AIFM permitted activities
The Compromise Text now clarifies that AIFMs may carry out any other ancillary service where that ancillary service represents a continuation of the services already undertaken by the AIFM provided that doing so does not create conflicts of interest that could not be managed by additional rules.
Conclusion
As stated above, the Compromise Text will form the basis for trilogue discussions between the Council, the European Parliament and the Commission in order to agree a final version of AIFMD II. It is likely that the Compromise Text will be subject to further changes as a result of the trilogue process. However, the general direction of travel in both the Compromise Text and the European Parliament’s report appear to be viewed positively by the alternative investment funds industry.
In terms of timing, the European Parliament is likely to want to finalise its report by the end of October 2022. This leaves little time for the trilogue process, which may, therefore, slip into 2023. This would then point towards AIFMD II coming into force in 2025, given that the Directive will not take effect until 18 months after the trilogue process has been completed and the final AIFMD II Directive has been published in the Official Journal of the EU.

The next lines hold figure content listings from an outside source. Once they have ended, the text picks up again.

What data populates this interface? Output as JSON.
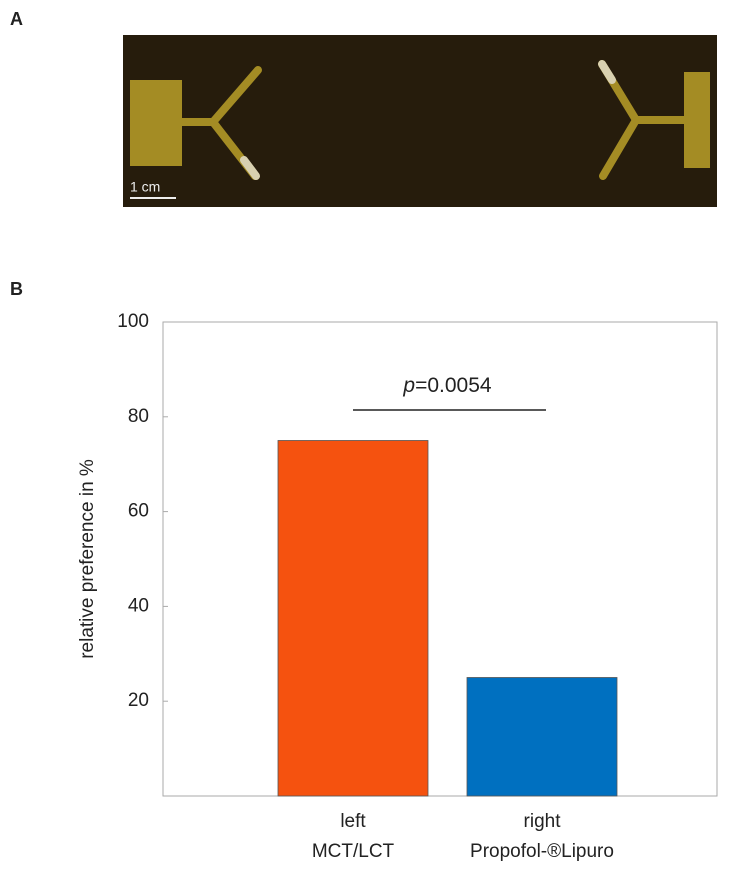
{
  "panel_a": {
    "label": "A",
    "scale_bar": "1 cm"
  },
  "chart_data": {
    "type": "bar",
    "panel_label": "B",
    "y_label": "relative preference in %",
    "categories": [
      "left",
      "right"
    ],
    "category_sublabels": [
      "MCT/LCT",
      "Propofol-®Lipuro"
    ],
    "values": [
      75,
      25
    ],
    "colors": [
      "#f5520f",
      "#0070c0"
    ],
    "ylim": [
      0,
      100
    ],
    "yticks": [
      20,
      40,
      60,
      80,
      100
    ],
    "annotation": {
      "italic": "p",
      "text": "=0.0054"
    }
  }
}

It is worth noting also that the Commission’s proposal suggests making corresponding amendments to the Undertakings for Collective Investment in Transferable Securities Directive 2009/65/EC (the ‘UCITS Directive’). Accordingly, it is likely that the relevant provisions set out in the final AIFMD II Directive will subsequently be applied to UCITS funds as well, which will create compliance efficiencies for those asset managers who operate under both regimes.
Many stakeholders and industry participants believe that AIFMD is generally working well and has substantially achieved its original aim of ensuring high levels of investor protection and also creating an effective supervisory regime for AIFMs. While the legislative process is ongoing, there are positive signs at this stage that AIFMD II will represent targeted enhancements to the regime rather than representing any substantial deviation from the existing requirements. A good example of this would be the proposals in the context of delegation, as referenced above. Investor access to the ‘best in class’ of global asset managers has been a core part of the EU’s Capital Markets Union plans since the outset. Limiting the extent to which an AIFM could delegate portfolio management to non-EU asset managers would have cut across this aim and would have been politically motivated, rather than in the interests of investors.
Overall, it is expected that the relatively benign changes proposed under AIFMD II will be largely welcome news for industry participants, particularly given the existing success of the AIFMD regime to date and also bearing in mind the already increasingly demanding and evolving regulatory landscape which the industry continues to face.